Here is the steps that I've done, if you can point out to me where i am wrong or I've missed something I want to thank you a million times:
-packing column with PB pH = 8
-load sample (lectin) in PBS =7,2 which has been dialysed
-elute in 5ml stepwise using PB =6
-measure OD of each fraction
-finish when OD is low enough.
Or you can give me a link to a detailed protocol. Thanks

so it seems that I did not make myself very clear.
I am puzzled by the procedure I am following because the elution part does not look like those described in text book. Is this elution method stepwise or continuous?

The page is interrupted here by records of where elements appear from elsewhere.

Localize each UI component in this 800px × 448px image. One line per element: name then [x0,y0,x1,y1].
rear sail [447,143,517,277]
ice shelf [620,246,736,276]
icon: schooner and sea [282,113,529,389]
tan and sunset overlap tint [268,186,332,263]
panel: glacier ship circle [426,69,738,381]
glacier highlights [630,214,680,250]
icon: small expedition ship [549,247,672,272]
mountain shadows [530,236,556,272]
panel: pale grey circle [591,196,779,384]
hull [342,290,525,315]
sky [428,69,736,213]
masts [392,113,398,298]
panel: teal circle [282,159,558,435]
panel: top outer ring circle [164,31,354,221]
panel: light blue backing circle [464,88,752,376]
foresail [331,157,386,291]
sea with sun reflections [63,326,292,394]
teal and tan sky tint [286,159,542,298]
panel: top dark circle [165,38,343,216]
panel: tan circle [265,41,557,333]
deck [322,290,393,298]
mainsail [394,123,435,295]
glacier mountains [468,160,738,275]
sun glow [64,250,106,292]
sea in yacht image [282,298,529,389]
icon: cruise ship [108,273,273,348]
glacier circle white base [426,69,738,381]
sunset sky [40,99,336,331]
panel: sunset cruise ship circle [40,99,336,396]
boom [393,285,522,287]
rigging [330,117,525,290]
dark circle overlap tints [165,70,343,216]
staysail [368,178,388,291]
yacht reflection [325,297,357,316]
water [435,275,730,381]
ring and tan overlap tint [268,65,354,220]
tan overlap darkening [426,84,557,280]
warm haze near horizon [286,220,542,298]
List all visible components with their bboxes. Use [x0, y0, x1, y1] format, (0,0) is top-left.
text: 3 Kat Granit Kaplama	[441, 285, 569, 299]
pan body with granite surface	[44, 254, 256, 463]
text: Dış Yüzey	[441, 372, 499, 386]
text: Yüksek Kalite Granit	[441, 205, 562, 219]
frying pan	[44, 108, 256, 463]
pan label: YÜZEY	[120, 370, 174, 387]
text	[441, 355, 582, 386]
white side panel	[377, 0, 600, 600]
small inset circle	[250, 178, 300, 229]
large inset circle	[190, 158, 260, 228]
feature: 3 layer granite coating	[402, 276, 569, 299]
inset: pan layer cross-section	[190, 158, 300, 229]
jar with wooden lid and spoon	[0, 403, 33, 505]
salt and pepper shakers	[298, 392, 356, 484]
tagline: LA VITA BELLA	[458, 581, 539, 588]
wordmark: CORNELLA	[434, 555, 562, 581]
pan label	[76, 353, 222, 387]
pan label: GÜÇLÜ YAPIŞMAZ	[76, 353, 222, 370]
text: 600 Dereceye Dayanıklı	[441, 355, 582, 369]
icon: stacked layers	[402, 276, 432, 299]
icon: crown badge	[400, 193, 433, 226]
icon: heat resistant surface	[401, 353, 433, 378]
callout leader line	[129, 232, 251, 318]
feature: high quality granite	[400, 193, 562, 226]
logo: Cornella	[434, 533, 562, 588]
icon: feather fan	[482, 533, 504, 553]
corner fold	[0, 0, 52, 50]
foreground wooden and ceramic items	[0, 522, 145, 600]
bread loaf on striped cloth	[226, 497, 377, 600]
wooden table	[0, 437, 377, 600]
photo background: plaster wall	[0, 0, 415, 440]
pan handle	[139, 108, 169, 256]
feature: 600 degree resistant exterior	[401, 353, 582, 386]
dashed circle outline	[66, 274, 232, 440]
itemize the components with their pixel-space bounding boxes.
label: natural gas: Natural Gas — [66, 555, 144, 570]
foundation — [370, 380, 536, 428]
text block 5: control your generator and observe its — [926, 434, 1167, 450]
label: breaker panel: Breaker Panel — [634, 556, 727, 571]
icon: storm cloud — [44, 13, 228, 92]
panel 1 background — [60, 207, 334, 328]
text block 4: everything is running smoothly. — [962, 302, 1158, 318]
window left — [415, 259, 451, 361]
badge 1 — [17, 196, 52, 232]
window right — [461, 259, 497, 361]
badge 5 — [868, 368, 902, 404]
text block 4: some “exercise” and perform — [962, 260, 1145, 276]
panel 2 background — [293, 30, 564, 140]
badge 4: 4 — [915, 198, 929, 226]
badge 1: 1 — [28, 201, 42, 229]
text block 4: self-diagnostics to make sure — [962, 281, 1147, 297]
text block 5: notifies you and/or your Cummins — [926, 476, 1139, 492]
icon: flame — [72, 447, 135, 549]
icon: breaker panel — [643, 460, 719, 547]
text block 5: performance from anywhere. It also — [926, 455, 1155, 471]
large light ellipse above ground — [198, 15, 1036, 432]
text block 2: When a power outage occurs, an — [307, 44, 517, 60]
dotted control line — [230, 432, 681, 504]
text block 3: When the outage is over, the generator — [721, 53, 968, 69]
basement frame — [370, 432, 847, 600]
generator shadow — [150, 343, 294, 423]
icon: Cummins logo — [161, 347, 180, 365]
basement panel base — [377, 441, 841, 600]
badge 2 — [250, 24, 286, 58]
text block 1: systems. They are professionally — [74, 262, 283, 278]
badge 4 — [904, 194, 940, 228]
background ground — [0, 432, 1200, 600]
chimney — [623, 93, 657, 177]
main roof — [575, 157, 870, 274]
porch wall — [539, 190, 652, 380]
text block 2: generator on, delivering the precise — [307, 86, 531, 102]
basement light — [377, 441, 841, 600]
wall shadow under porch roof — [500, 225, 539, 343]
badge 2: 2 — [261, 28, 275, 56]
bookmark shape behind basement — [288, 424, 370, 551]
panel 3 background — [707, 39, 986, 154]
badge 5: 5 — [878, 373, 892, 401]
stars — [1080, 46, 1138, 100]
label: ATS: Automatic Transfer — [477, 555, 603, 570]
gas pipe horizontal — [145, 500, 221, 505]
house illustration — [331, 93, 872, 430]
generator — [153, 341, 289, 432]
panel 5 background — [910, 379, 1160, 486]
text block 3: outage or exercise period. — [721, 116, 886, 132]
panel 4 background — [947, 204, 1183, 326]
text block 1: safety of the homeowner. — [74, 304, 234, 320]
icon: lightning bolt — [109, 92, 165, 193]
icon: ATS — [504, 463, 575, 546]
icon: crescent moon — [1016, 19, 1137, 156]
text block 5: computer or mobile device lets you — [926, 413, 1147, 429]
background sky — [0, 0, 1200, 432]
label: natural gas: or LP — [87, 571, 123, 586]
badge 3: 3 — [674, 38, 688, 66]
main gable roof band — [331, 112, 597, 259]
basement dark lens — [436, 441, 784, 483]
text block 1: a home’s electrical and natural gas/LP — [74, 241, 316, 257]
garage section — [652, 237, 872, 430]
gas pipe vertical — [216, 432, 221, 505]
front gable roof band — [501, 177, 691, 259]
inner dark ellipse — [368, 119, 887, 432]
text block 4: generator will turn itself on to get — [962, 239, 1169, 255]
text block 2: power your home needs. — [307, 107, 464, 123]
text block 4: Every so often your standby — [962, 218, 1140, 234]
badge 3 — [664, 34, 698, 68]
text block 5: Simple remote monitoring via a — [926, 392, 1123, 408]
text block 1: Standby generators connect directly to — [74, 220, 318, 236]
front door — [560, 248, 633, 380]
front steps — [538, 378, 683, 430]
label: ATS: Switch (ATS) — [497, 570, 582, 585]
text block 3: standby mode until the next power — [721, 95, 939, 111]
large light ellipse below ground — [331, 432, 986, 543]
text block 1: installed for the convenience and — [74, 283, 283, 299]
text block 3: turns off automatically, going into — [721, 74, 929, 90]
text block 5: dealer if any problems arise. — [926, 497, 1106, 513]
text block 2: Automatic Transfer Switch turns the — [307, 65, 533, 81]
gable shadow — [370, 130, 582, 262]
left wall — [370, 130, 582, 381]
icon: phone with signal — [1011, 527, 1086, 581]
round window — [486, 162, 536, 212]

Are you collecting 5 mL fractions? If so, the separation is "isocratic" (continuous). It sounds like the only reason for adding the eluant in 5mL "steps" is to make fraction collection easier.

However, some of your terms are new to me (I'm not a biochemist):
- what is "PB"?
- what is "PBS"?
- when you say "PB =6", did you mean "pH = 6"?

PB = Phosphate buffer(mixture of two from Na2HPO4, NaH2PO4, K2HPO4 and KH2PO4)
PBS = Phosphate buffer saline (same as above with addition of saline)

Okay, are you collecting 5 mL fractions?